Spending growth stays solid

  • Opinion
  • May 12, 2016
  • Satish Ranchhod
Spending growth stays solid

Strong population growth, increases in households’ purchasing power, and an influx of international tourists will all support spending.

However, spending is likely to be uneven across the economy, with major metropolitan centres growing at a faster pace than rural regions. In addition, the global economy has gotten a lot frostier and is weighing on conditions here in New Zealand.

There was a solid growth in retail sales in 2015. Adjusting for price changes, spending volumes were up 5.3 percent over the year and that strength has continued into early 2016.

We expect that spending growth will remain firm over the remainder of this year. There are three key reasons for this.

First, we’re seeing strong growth in households’ real spending power. Employment in the economy is continuing to expand, albeit at a gradual pace. On top of this, low petrol prices and softness in consumer prices more generally means that households’ earnings have been stretching further. In fact, adjusting for changes in the cost of living, wage growth is around a 15-year high! On top of this, borrowing rates are at some of their lowest levels in decades. These conditions have been putting a considerable amount of cash back into consumers’ wallets.

Reinforcing the increases in households’ spending power has been strong growth in the economy’s demand base, with the population currently growing at its fastest pace since the 1970s. In large part, this is due to record levels of net migration. Over the past year, there was a net inflow of 65,000 people - around 50 percent higher than the peak seen in the early 2000s. This has been a result of fewer New Zealanders leaving and more returning from overseas. Migration levels have also been boosted by a pick up in the number of new arrivals, including growing numbers of international students.

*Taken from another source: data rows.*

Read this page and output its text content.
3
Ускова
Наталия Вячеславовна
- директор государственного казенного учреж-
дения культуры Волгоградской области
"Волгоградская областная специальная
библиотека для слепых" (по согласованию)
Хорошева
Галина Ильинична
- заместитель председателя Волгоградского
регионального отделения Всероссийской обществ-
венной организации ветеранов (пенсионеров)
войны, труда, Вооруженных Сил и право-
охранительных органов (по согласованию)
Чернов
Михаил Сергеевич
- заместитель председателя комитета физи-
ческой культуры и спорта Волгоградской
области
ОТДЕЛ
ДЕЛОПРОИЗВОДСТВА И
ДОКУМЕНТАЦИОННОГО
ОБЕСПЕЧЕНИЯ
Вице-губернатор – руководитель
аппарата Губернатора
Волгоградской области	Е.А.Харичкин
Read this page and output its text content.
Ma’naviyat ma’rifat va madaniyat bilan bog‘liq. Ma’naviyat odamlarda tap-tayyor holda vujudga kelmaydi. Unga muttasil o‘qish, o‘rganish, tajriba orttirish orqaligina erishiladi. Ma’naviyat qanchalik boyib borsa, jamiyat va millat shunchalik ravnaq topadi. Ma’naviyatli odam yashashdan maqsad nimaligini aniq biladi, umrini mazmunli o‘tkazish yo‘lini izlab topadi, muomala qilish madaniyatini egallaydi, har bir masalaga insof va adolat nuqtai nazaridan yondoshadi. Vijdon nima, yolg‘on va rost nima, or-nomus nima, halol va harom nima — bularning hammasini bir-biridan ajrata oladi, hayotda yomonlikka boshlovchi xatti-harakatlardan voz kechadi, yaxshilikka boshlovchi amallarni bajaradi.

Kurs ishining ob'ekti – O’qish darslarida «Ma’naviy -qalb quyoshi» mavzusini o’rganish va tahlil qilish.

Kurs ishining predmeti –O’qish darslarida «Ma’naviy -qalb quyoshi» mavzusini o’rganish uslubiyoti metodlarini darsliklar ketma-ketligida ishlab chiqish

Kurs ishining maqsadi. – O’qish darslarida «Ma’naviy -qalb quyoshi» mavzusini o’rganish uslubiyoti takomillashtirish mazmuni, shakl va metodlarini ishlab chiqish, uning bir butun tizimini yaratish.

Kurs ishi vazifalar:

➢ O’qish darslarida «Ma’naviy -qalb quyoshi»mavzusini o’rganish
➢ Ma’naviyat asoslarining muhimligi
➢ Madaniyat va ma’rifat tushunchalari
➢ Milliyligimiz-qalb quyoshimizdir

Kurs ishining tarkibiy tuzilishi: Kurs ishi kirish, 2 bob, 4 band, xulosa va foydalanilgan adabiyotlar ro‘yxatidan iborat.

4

The third factor boosting retail spending has been the influx of international tourists, which we expect to continue in the near term. Visitor numbers rose nearly 10 percent to a record three million last year. In addition, those in the industry report very strong bookings for the coming year and that the industry has grown to the point where capacity constraints are becoming a genuine issue.

Combined, the above factors signal a supportive environment for overall retail sales in the economy. However, it’s likely that we’ll see the strength of spending vary considerably across regions.

Strength in demand is expected to be centred on major urban areas, which are experiencing stronger population growth and where employment prospects are more favourable. There’s a particularly positive outlook for Auckland, where a strong outlook for residential construction is likely to boost to spending in areas such as household furnishings.

In contrast, demand conditions are likely to be weaker in many rural centres. Businesses in rural regions are already reporting softer spending as weakness in commodity prices (particularly for dairy) dampens incomes. Such pressure is likely to become more pronounced over the coming year, with global conditions pointing to continued downward pressure on commodity prices. Population growth is also likely to be more limited in rural regions.

One area of uncertainty for retail conditions in New Zealand is what’s happening offshore. The outlook for global trade has deteriorated in recent months, signalling strong headwinds for economies such as China and emerging markets, which are key markets for New Zealand exporters and importers. While this signals that softness in prices of many goods will continue for some time, it also points to a number of challenges. In particular, weakness in global trade and economic conditions adds to the risk that we’ll see confidence among New Zealand households and businesses falling, with associated downside risk for employment and spending. Furthermore, a rocky global environment may mean that New Zealand is facing a tougher time in terms of financial conditions, with higher costs for borrowing and tighter access to credit.